Sidetrack. One of the first things I like to do with research is see what books are available on the subject. When I looked up the Shay, I found The Shay Locomotive: Titan of theTimber (1971) for the bargain price of squints $199. Talk about “sticker shock.” If you think $199 is an outlier, the lowest price for this book that I could find was $172 with $5 shipping; the highest was a signed copy for $550. I guess I won’t be reading “the most comprehensive book on the history of the Shay locomotive” any time soon. This makes The Shay Locomotive: An Illustrated History (2002) a bargain at $75.99.

Anyway, back to the company and its first locomotive.
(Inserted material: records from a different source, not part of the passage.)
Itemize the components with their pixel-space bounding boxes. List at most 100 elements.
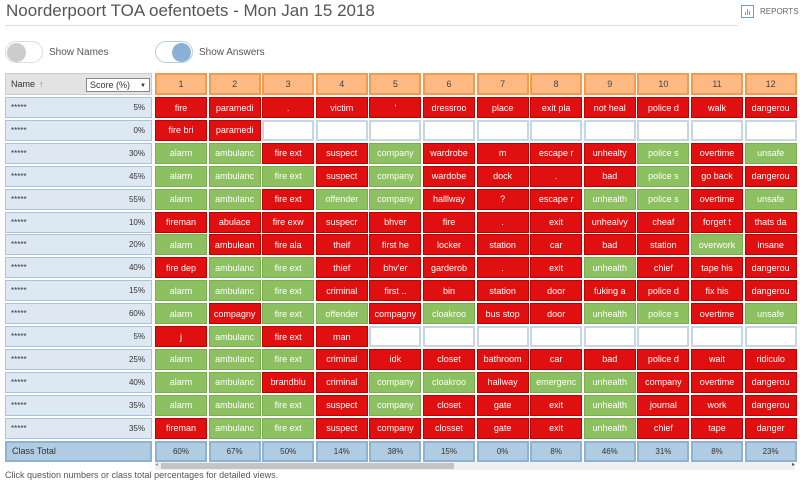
answer-cell-incorrect[interactable]: gate [476, 417, 529, 439]
class-total-q4[interactable]: 14% [315, 440, 368, 462]
reports-button[interactable]: REPORTS [741, 5, 799, 18]
answer-cell-incorrect[interactable]: fire ext [262, 142, 315, 164]
answer-cell-incorrect[interactable]: police d [637, 280, 690, 302]
answer-cell-correct[interactable]: alarm [155, 142, 207, 164]
answer-cell-incorrect[interactable]: compagny [208, 303, 261, 325]
answer-cell-incorrect[interactable]: dangerou [744, 394, 797, 416]
answer-cell-incorrect[interactable]: m [476, 142, 529, 164]
answer-cell-incorrect[interactable]: dangerou [744, 371, 797, 393]
answer-cell-incorrect[interactable]: station [476, 234, 529, 256]
answer-cell-incorrect[interactable]: insane [744, 234, 797, 256]
answer-cell-correct[interactable]: unhealth [583, 257, 636, 279]
answer-cell-incorrect[interactable]: man [315, 326, 368, 347]
answer-cell-incorrect[interactable]: victim [315, 97, 368, 118]
answer-cell-correct[interactable]: fire ext [262, 257, 315, 279]
class-total-q12[interactable]: 23% [744, 440, 797, 462]
answer-cell-correct[interactable]: unhealth [583, 371, 636, 393]
answer-cell-incorrect[interactable]: bad [583, 165, 636, 187]
answer-cell-correct[interactable]: company [369, 371, 422, 393]
answer-cell-correct[interactable]: fire ext [262, 303, 315, 325]
answer-cell-incorrect[interactable]: closet [423, 394, 475, 416]
answer-cell-incorrect[interactable]: suspect [315, 417, 368, 439]
answer-cell-correct[interactable]: ambulanc [208, 326, 261, 347]
answer-cell-incorrect[interactable]: escape r [530, 188, 583, 210]
answer-cell-incorrect[interactable]: criminal [315, 280, 368, 302]
answer-cell-incorrect[interactable]: walk [691, 97, 743, 118]
answer-cell-incorrect[interactable]: wardrobe [423, 142, 475, 164]
answer-cell-correct[interactable]: ambulanc [208, 371, 261, 393]
question-header-6[interactable]: 6 [423, 73, 475, 95]
answer-cell-incorrect[interactable]: fire ext [262, 326, 315, 347]
answer-cell-incorrect[interactable]: ? [476, 188, 529, 210]
answer-cell-incorrect[interactable]: bus stop [476, 303, 529, 325]
answer-cell-empty[interactable] [476, 326, 529, 347]
answer-cell-incorrect[interactable]: ' [369, 97, 422, 118]
answer-cell-incorrect[interactable]: dangerou [744, 280, 797, 302]
question-header-4[interactable]: 4 [315, 73, 368, 95]
answer-cell-incorrect[interactable]: dangerou [744, 257, 797, 279]
answer-cell-incorrect[interactable]: criminal [315, 371, 368, 393]
answer-cell-incorrect[interactable]: brandblu [262, 371, 315, 393]
answer-cell-correct[interactable]: police s [637, 188, 690, 210]
answer-cell-incorrect[interactable]: fireman [155, 417, 207, 439]
answer-cell-correct[interactable]: fire ext [262, 165, 315, 187]
answer-cell-correct[interactable]: cloakroo [423, 371, 475, 393]
question-header-12[interactable]: 12 [744, 73, 797, 95]
answer-cell-incorrect[interactable]: bathroom [476, 348, 529, 370]
answer-cell-incorrect[interactable]: suspect [315, 165, 368, 187]
name-column-header[interactable]: Name ↑ Score (%) ▼ [5, 73, 152, 95]
answer-cell-correct[interactable]: emergenc [530, 371, 583, 393]
score-select[interactable]: Score (%) ▼ [86, 78, 150, 92]
show-answers-toggle[interactable]: Show Answers [155, 41, 265, 63]
answer-cell-incorrect[interactable]: closset [423, 417, 475, 439]
class-total-q11[interactable]: 8% [691, 440, 743, 462]
answer-cell-incorrect[interactable]: criminal [315, 348, 368, 370]
answer-cell-incorrect[interactable]: dressroo [423, 97, 475, 118]
answer-cell-empty[interactable] [583, 119, 636, 141]
answer-cell-correct[interactable]: offender [315, 188, 368, 210]
answer-cell-incorrect[interactable]: compagny [369, 303, 422, 325]
horizontal-scrollbar[interactable]: ◂ ▸ [155, 462, 795, 470]
answer-cell-incorrect[interactable]: closet [423, 348, 475, 370]
answer-cell-incorrect[interactable]: paramedi [208, 119, 261, 141]
answer-cell-correct[interactable]: overwork [691, 234, 743, 256]
answer-cell-empty[interactable] [262, 119, 315, 141]
answer-cell-correct[interactable]: ambulanc [208, 417, 261, 439]
answer-cell-incorrect[interactable]: halllway [423, 188, 475, 210]
answer-cell-incorrect[interactable]: chief [637, 257, 690, 279]
answer-cell-empty[interactable] [476, 119, 529, 141]
answer-cell-incorrect[interactable]: bin [423, 280, 475, 302]
answer-cell-empty[interactable] [637, 119, 690, 141]
answer-cell-incorrect[interactable]: idk [369, 348, 422, 370]
answer-cell-correct[interactable]: alarm [155, 348, 207, 370]
answer-cell-incorrect[interactable]: exit [530, 257, 583, 279]
answer-cell-incorrect[interactable]: first .. [369, 280, 422, 302]
sort-arrow-icon[interactable]: ↑ [39, 79, 44, 89]
question-header-7[interactable]: 7 [476, 73, 529, 95]
answer-cell-incorrect[interactable]: fire [423, 211, 475, 233]
scrollbar-thumb[interactable] [161, 463, 454, 469]
answer-cell-correct[interactable]: police s [637, 303, 690, 325]
answer-cell-incorrect[interactable]: station [637, 234, 690, 256]
answer-cell-incorrect[interactable]: exit [530, 417, 583, 439]
answer-cell-empty[interactable] [530, 326, 583, 347]
show-names-toggle[interactable]: Show Names [5, 41, 108, 63]
question-header-1[interactable]: 1 [155, 73, 207, 95]
answer-cell-empty[interactable] [583, 326, 636, 347]
answer-cell-incorrect[interactable]: fire exw [262, 211, 315, 233]
answer-cell-empty[interactable] [369, 119, 422, 141]
answer-cell-incorrect[interactable]: journal [637, 394, 690, 416]
answer-cell-correct[interactable]: alarm [155, 165, 207, 187]
class-total-q7[interactable]: 0% [476, 440, 529, 462]
answer-cell-incorrect[interactable]: first he [369, 234, 422, 256]
answer-cell-incorrect[interactable]: bhver [369, 211, 422, 233]
answer-cell-correct[interactable]: police s [637, 142, 690, 164]
answer-cell-empty[interactable] [423, 326, 475, 347]
answer-cell-incorrect[interactable]: dangerou [744, 97, 797, 118]
answer-cell-empty[interactable] [530, 119, 583, 141]
answer-cell-correct[interactable]: fire ext [262, 417, 315, 439]
answer-cell-incorrect[interactable]: unhealty [583, 142, 636, 164]
question-header-5[interactable]: 5 [369, 73, 422, 95]
question-header-2[interactable]: 2 [208, 73, 261, 95]
answer-cell-correct[interactable]: ambulanc [208, 165, 261, 187]
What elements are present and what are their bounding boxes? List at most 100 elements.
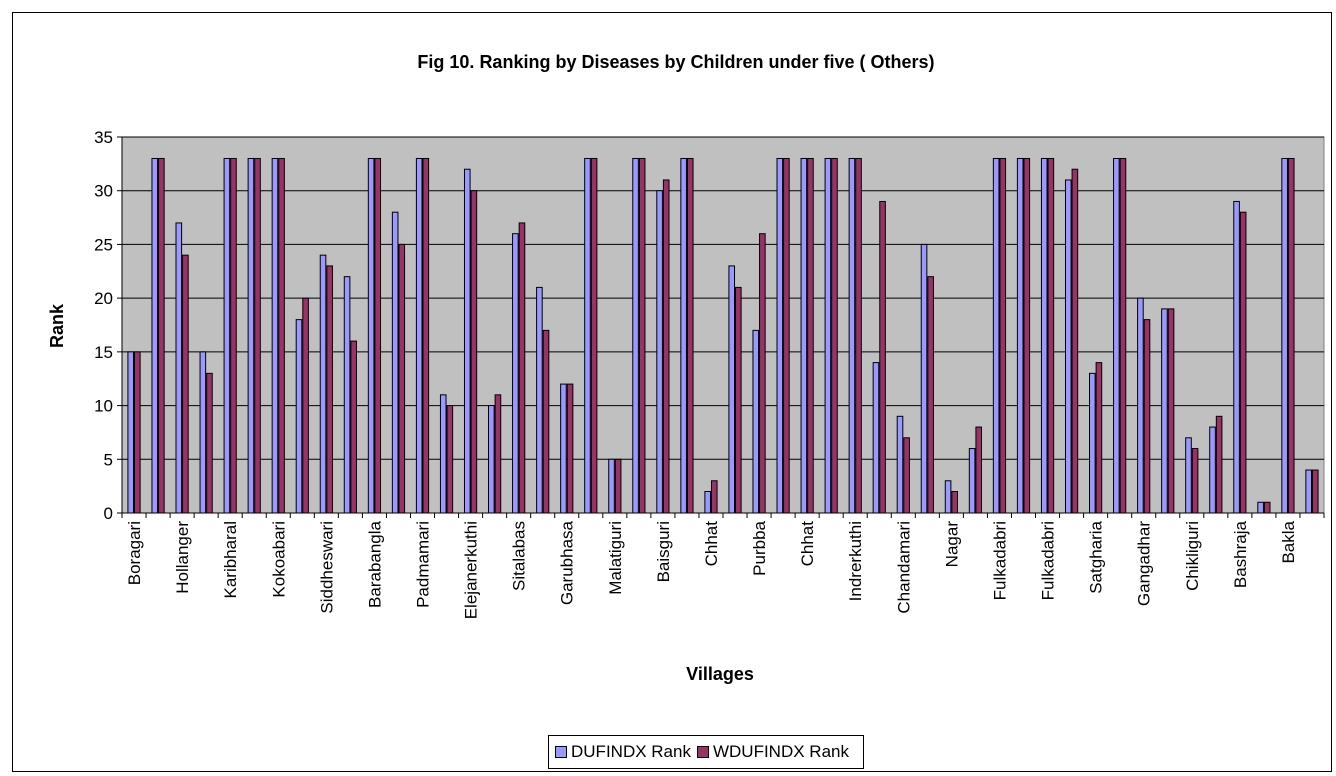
bar-wdufindx [278,157,285,514]
x-category-label: Elejanerkuthi [462,521,481,619]
bar-dufindx [199,351,207,514]
bar-dufindx [151,157,159,514]
x-category-label: Padmamari [414,521,433,608]
bar-dufindx [992,157,1000,514]
bar-dufindx [848,157,856,514]
bar-wdufindx [783,157,790,514]
bar-dufindx [776,157,784,514]
x-category-label: Boragari [125,521,144,585]
x-category-label: Chikliguri [1183,521,1202,591]
y-tick-label: 30 [94,182,113,201]
bar-wdufindx [879,200,886,514]
bar-wdufindx [470,190,478,514]
chart-svg: Fig 10. Ranking by Diseases by Children … [47,52,1325,684]
x-category-label: Fulkadabri [1039,521,1058,600]
bar-dufindx [920,243,928,514]
bar-dufindx [271,157,279,514]
y-tick-label: 5 [104,450,113,469]
bar-wdufindx [638,157,646,514]
bar-wdufindx [230,157,237,514]
bar-wdufindx [1311,469,1319,514]
bar-dufindx [752,329,760,514]
bar-wdufindx [518,222,526,514]
bar-dufindx [1257,501,1264,514]
bar-dufindx [944,480,952,514]
bar-wdufindx [807,157,814,514]
bar-dufindx [1281,157,1288,514]
bar-dufindx [223,157,231,514]
bar-wdufindx [735,286,742,514]
bar-dufindx [680,157,687,514]
bar-wdufindx [254,157,261,514]
bar-dufindx [343,276,351,514]
bar-dufindx [1089,372,1096,514]
x-category-label: Bashraja [1231,520,1250,588]
bar-wdufindx [662,179,670,514]
bar-dufindx [560,383,567,514]
bar-wdufindx [614,458,622,514]
bar-wdufindx [951,491,958,514]
bar-wdufindx [446,405,454,514]
bar-wdufindx [1071,168,1079,514]
bar-dufindx [728,265,736,514]
x-category-label: Chandamari [894,521,913,614]
x-category-label: Fulkadabri [990,521,1009,600]
x-category-label: Siddheswari [317,521,336,614]
x-category-label: Barabangla [365,520,384,608]
bar-dufindx [1305,469,1312,514]
x-category-label: Gangadhar [1135,521,1154,606]
bar-dufindx [704,491,711,514]
x-category-label: Purbba [750,520,769,575]
bar-wdufindx [302,297,309,514]
bar-wdufindx [1287,157,1295,514]
legend-swatch-dufindx [555,746,567,758]
legend-label-wdufindx: WDUFINDX Rank [712,742,849,761]
bar-wdufindx [1263,501,1271,514]
x-category-label: Bakla [1279,520,1298,563]
x-category-label: Nagar [942,521,961,568]
bar-dufindx [1064,179,1072,514]
bar-dufindx [584,157,591,514]
x-category-label: Chhat [702,521,721,567]
bar-wdufindx [759,233,766,514]
x-category-label: Indrerkuthi [846,521,865,601]
x-category-label: Sitalabas [510,521,529,591]
bar-wdufindx [326,265,333,514]
x-category-label: Kokoabari [269,521,288,598]
bar-dufindx [415,157,423,514]
bar-dufindx [656,190,663,514]
bar-wdufindx [566,383,574,514]
bar-wdufindx [1119,157,1127,514]
bar-dufindx [1016,157,1024,514]
bar-wdufindx [350,340,357,514]
legend-item-dufindx: DUFINDX Rank [555,742,691,762]
bar-wdufindx [710,480,718,514]
x-category-label: Baisguri [654,521,673,582]
bar-dufindx [824,157,832,514]
bar-wdufindx [422,157,430,514]
bar-wdufindx [206,372,213,514]
bar-dufindx [127,351,135,514]
bar-dufindx [608,458,615,514]
bar-dufindx [319,254,327,514]
bar-dufindx [439,394,447,514]
bar-dufindx [536,286,543,514]
bar-wdufindx [1047,157,1055,514]
y-tick-label: 35 [94,128,113,147]
y-tick-label: 10 [94,397,113,416]
bar-dufindx [247,157,255,514]
bar-wdufindx [686,157,694,514]
bar-dufindx [1161,308,1168,514]
legend-swatch-wdufindx [696,746,709,758]
y-tick-label: 25 [94,235,113,254]
x-category-label: Malatiguri [606,521,625,595]
bar-dufindx [1209,426,1216,514]
bar-wdufindx [831,157,838,514]
chart-frame: Fig 10. Ranking by Diseases by Children … [12,12,1332,772]
chart-title: Fig 10. Ranking by Diseases by Children … [417,52,934,72]
x-category-label: Satgharia [1087,520,1106,593]
y-tick-label: 0 [104,504,113,523]
bar-dufindx [295,319,303,514]
x-category-label: Chhat [798,521,817,567]
bar-wdufindx [1191,448,1199,514]
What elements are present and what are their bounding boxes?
What made Shays stand out from the rest was its gearing. Instead of the typical coupling rods that everyone associates with steam engines, they had counterweights and crankshafts.

 If you’re into the tech side of trains, there are so many rabbit holes you can go down when it comes to this locomotive. Techie railfans love to geek out over Shay engines. But I’m definitely not a techie, so I’ll just say that the Shay reminds me of how car engines work. Someone described the mechanism as being like bike gears where, to get up an incline, you go into a lower gear so there’s less resistance. This means you’ll peddle faster, but more easily. Apparently, it was the same with the Shay (?). To get up hills, it would go into a lower gear, and its mechanisms would spin faster. A person can get hypnotized watching videos of the Shay; it’s just so cool. The engine may not be fast, but it's a blast to watch. I highly recommend the RBP video of a model Shay running on his tracks. For real live Shays, I like this video from Dynamo Productions of the Cass Scenic Railroad in West Virginia. They even film three Shays running at the same time, and that’s a lot of steam! 

Mikados. Lima is better known for manufacturing other steam engines besides the Shay, and first up is the Mikado. I once mentioned the Mikado to my dad, who asked if I was talking about the Gilbert & Sullivan opera. Huh? It turns out, he had a point. The Mikado was an incredibly popular American steam locomotive with a 2-8-2 wheel arrangement. The first Mikado was built by Baldwin in 1897 for Japan’s Nippon Railway. Sidetrack: When I was researching gauges for my thesis, I came across an interesting chapter by Naofumi Nakamura on railroad technology development in Japan. Basically, the Japanese benefited from buying and then replicating the most advanced technologies from the US, UK and Germany. Then they synthesized and improved on the technologies, which is how they went from imitators to originators of the 

The American version got its name from the fact that the Japanese emperor was then called the Mikado (“imperial gate”) and from the Gilbert & Sullivan opera. Who knew? The Mikado has also been called “Mike,” but during WWII, its name was officially changed to the “MacArthur” after the Pearl Harbor attack. But after the war, it seemed like everyone went back to the Mikado name. Light freight 2-8-2s were also called the McAdoo Mikado after the head of the United States Railroad Administration. Another bit of Mikado trivia is that Arthur Honegger’s Pacific 231 Movement Symphony No. 1, written in 1923, was inspired by the Pacific Locomotive. Have a listen here. It’s not your usual train music. But then, I pretty much associate train songs with Thomas the Tank Engine. I didn’t realize that this Doobie Brothers classic, “Long Train Running,” is about (duh!) long. trains. running. The music video even shows a bunch of steam engines. 

Well, pistons keep on churnin'

And the wheels go 'round and 'round

And the steel rails are cold and hard

On the mountains they go down

Without love 

Where would you be right now?


I’m not the biggest fan of the Mikados, but the engine has plenty of devoted railans out there. So look elsewhere for your Mikado fix–maybe start here, here, here, and here. Lima and Baldwin produced 14,000 Mikados that were used all over the world until diesels took over. The Wayback Machine has a nice archived piece about what companies used them in the U.S.